In the city that never sleeps, these women are working day and night to seal multimillion-dollar Manhattan real-estate deals.
“I would say I work 85 to 90 hours a week. I start working from around 9 a.m. to 7 p.m. and then again around 11 p.m. to 3 a.m.,” Jade Shenker of the Soho real estate company Serhant told The Post.
“I have lots of international clients in different time zones and I work best at night when my phone isn’t blowing up.”
Her colleague, new mom Chloe Tucker Caine, agreed that their work as leading Big Apple realtors at Serhant — the most-followed brokerage in the world with over 7 million followers across social media — is a 24/7 gig.
“How many hours are there in a week? Because that’s how many hours I work. I was literally answering calls from the delivery room,” she said.
The dynamic duo is featured in Netflix’s “Owning Manhattan,” which premiered Friday.
The series follows Ryan Serhant of “Million Dollar Listing” — who started his over $1 billion dollar namesake company in 2020 — and his tireless agents as they land listings like the $250 million-dollar penthouse in Central Park Tower, the tallest residential building in the world.
Los Angeles native Caine, 33, started at Serhant in 2020, and has brought in more than $500 million worth of listings and made some hefty commissions.
“You can sell one apartment and make hundreds of thousands of dollars. I’ve never hit the million mark yet where you’re making over a million off of one commission, but I really would love that to happen,” she said.
Shenker, 28, who oversees the commercial division at Serhant with almost a quarter of a billion dollars in active listings, has done $30 million in commercial transactions since she started there in 2021.
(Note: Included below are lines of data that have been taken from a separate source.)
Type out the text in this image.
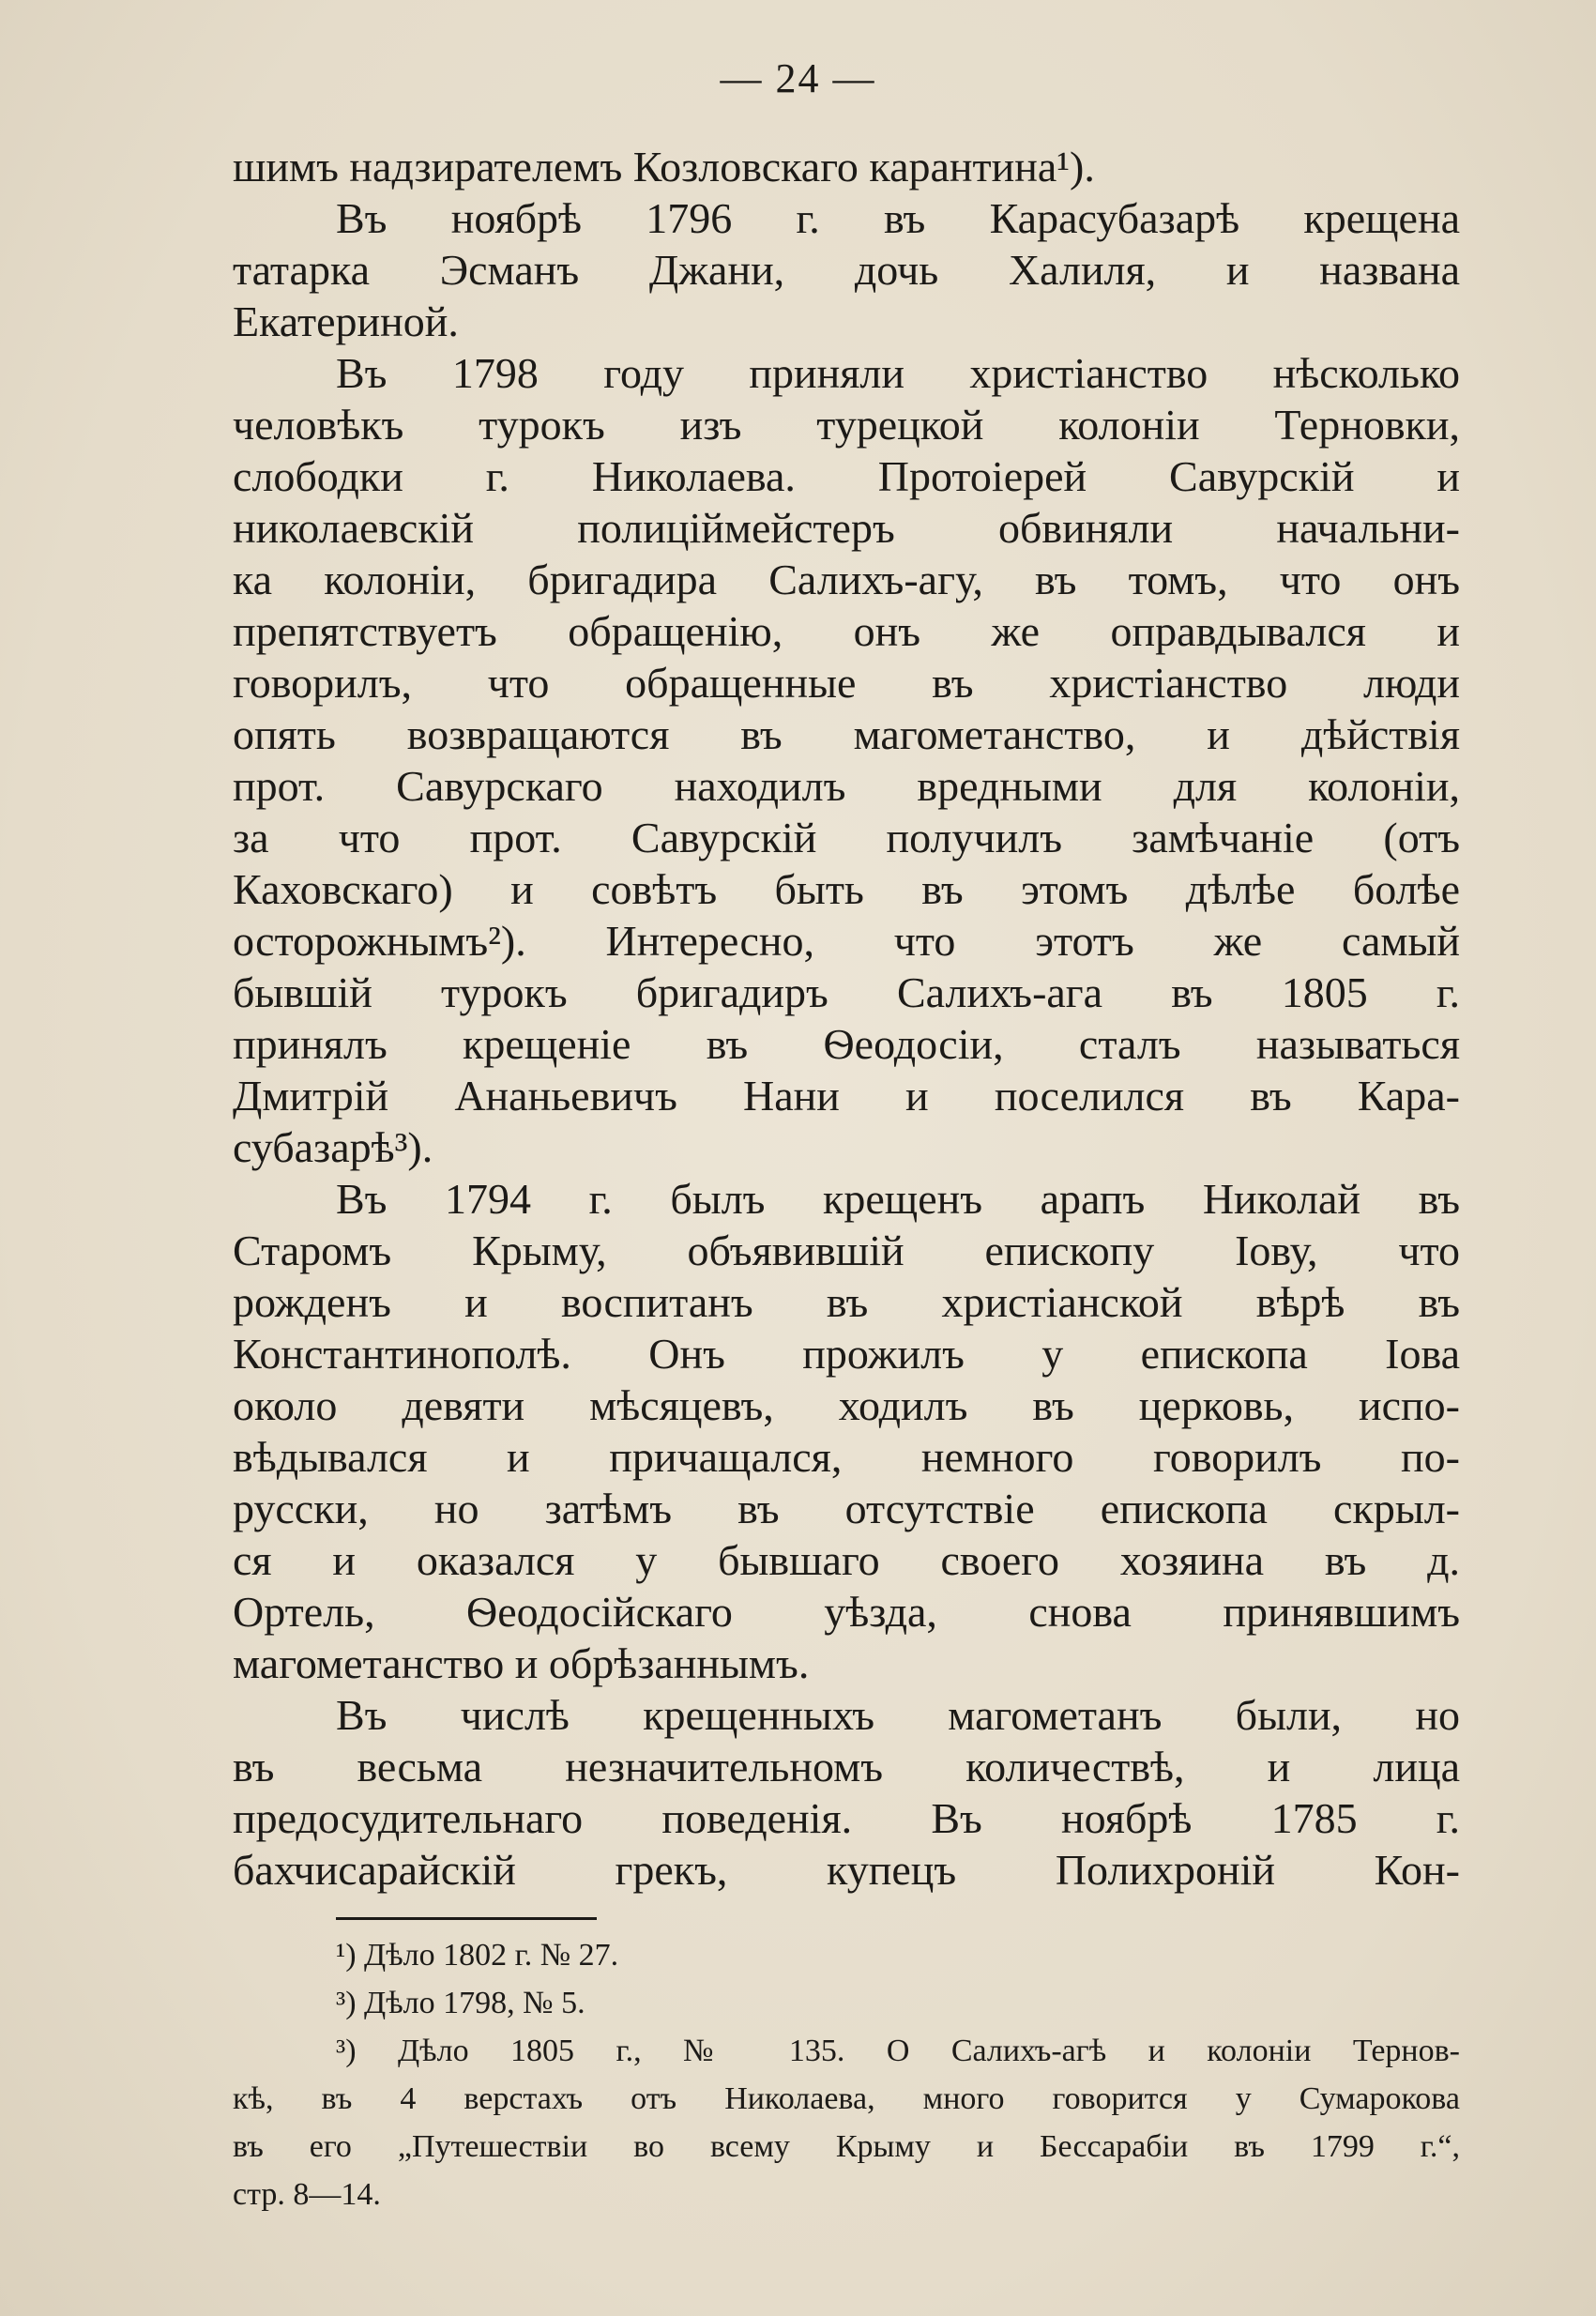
— 24 —
шимъ надзирателемъ Козловскаго карантина¹).
Въ ноябрѣ 1796 г. въ Карасубазарѣ крещена
татарка Эсманъ Джани, дочь Халиля, и названа
Екатериной.
Въ 1798 году приняли христіанство нѣсколько
человѣкъ турокъ изъ турецкой колоніи Терновки,
слободки г. Николаева. Протоіерей Савурскій и
николаевскій полиціймейстеръ обвиняли начальни-
ка колоніи, бригадира Салихъ-агу, въ томъ, что онъ
препятствуетъ обращенію, онъ же оправдывался и
говорилъ, что обращенные въ христіанство люди
опять возвращаются въ магометанство, и дѣйствія
прот. Савурскаго находилъ вредными для колоніи,
за что прот. Савурскій получилъ замѣчаніе (отъ
Каховскаго) и совѣтъ быть въ этомъ дѣлѣе болѣе
осторожнымъ²). Интересно, что этотъ же самый
бывшій турокъ бригадиръ Салихъ-ага въ 1805 г.
принялъ крещеніе въ Ѳеодосіи, сталъ называться
Дмитрій Ананьевичъ Нани и поселился въ Кара-
субазарѣ³).
Въ 1794 г. былъ крещенъ арапъ Николай въ
Старомъ Крыму, объявившій епископу Іову, что
рожденъ и воспитанъ въ христіанской вѣрѣ въ
Константинополѣ. Онъ прожилъ у епископа Іова
около девяти мѣсяцевъ, ходилъ въ церковь, испо-
вѣдывался и причащался, немного говорилъ по-
русски, но затѣмъ въ отсутствіе епископа скрыл-
ся и оказался у бывшаго своего хозяина въ д.
Ортель, Ѳеодосійскаго уѣзда, снова принявшимъ
магометанство и обрѣзаннымъ.
Въ числѣ крещенныхъ магометанъ были, но
въ весьма незначительномъ количествѣ, и лица
предосудительнаго поведенія. Въ ноябрѣ 1785 г.
бахчисарайскій грекъ, купецъ Полихроній Кон-
¹) Дѣло 1802 г. № 27.
³) Дѣло 1798, № 5.
³) Дѣло 1805 г., № 135. О Салихъ-агѣ и колоніи Тернов-
кѣ, въ 4 верстахъ отъ Николаева, много говорится у Сумарокова
въ его „Путешествіи во всему Крыму и Бессарабіи въ 1799 г.“,
стр. 8—14.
The Upper East Side native, who has more than 40,000 followers on TikTok, is aiming even higher.
“I have a $1 billion-dollar sale on my vision board. The commission for that is somewhere between $5 to $10 million,” she explained.
Caine, who has more than 147,000 TikTok followers, has worked with A Listers like Rihanna, Drake, Aaron Judge, Bad Bunny and Kendrick Lamar.
When showing homes to celebrity clients, she goes to great lengths to ensure their privacy requests.
“It’ll be like, ‘This person can’t be shot coming out of this building, can’t be seen going into the building.’ So I’ll be, like, setting up a listing appointment at midnight,” she said.
Many notable names don’t even come to view the properties.
“A lot of times it’s their business manager or money manager, because a lot of times they’re not only looking for a place to enjoy, but also for a great investment,” she said.
Room for their live-in assistants, nannies, personal chefs and even dog walkers are often on a celebrity’s wish list.
“The bedroom layout is incredibly important, because if it’s a multi-level apartment, they want staff to be on one level and then them to have another one,” she explained.
Nowadays, the deep-pocketed clients are often YouTubers and influencers in their 20s and 30s, Caine and Shenker said.
“Ones that are really killing it, we’re looking at $10 million, $15 million apartments. It’s really insane to see what these influencers are now able to afford,” Caine said.
Caine, a former Broadway actress who was in “Mamma Mia!,” recalled her foray into real estate, which happened while she was bartending in between acting gigs and put her apartment on Airbnb to live with the man she was dating.
“And I was like, ‘Damn, this is so much better than having to work in a bar.’ And that guy I was dating was like, ‘You’re really good at this. You should get your real estate license.’ And I was like, ‘Absolutely not. Real estate is for losers,’” she remembered.
Shenker, who was born into real estate royalty as her great-grandfather, grandfather and father all invested in NYC property, is on a mission to “make commercial real estate sexy.”
“When people think of a commercial real estate agent, they think of a male, typically of European or white descent, who’s probably in their 50s. They do the bare minimum, there’s barely any photos, there’s no video,” said Shenker, who spent up to $10,000 monthly on work outfits while filming the series.
“I can turn a building and tell a story to it … whether it’s making a music video or throwing a party.”
Shenker, whose face is on Serhant billboards throughout the city, gets text messages inquiring about her listings that include pickup lines like, “Your picture stopped me in my tracks.”
“It’s always a bit awkward when I get hit on by clients,” she said.
“But I would never mix business and personal. I’ve worked way too hard.”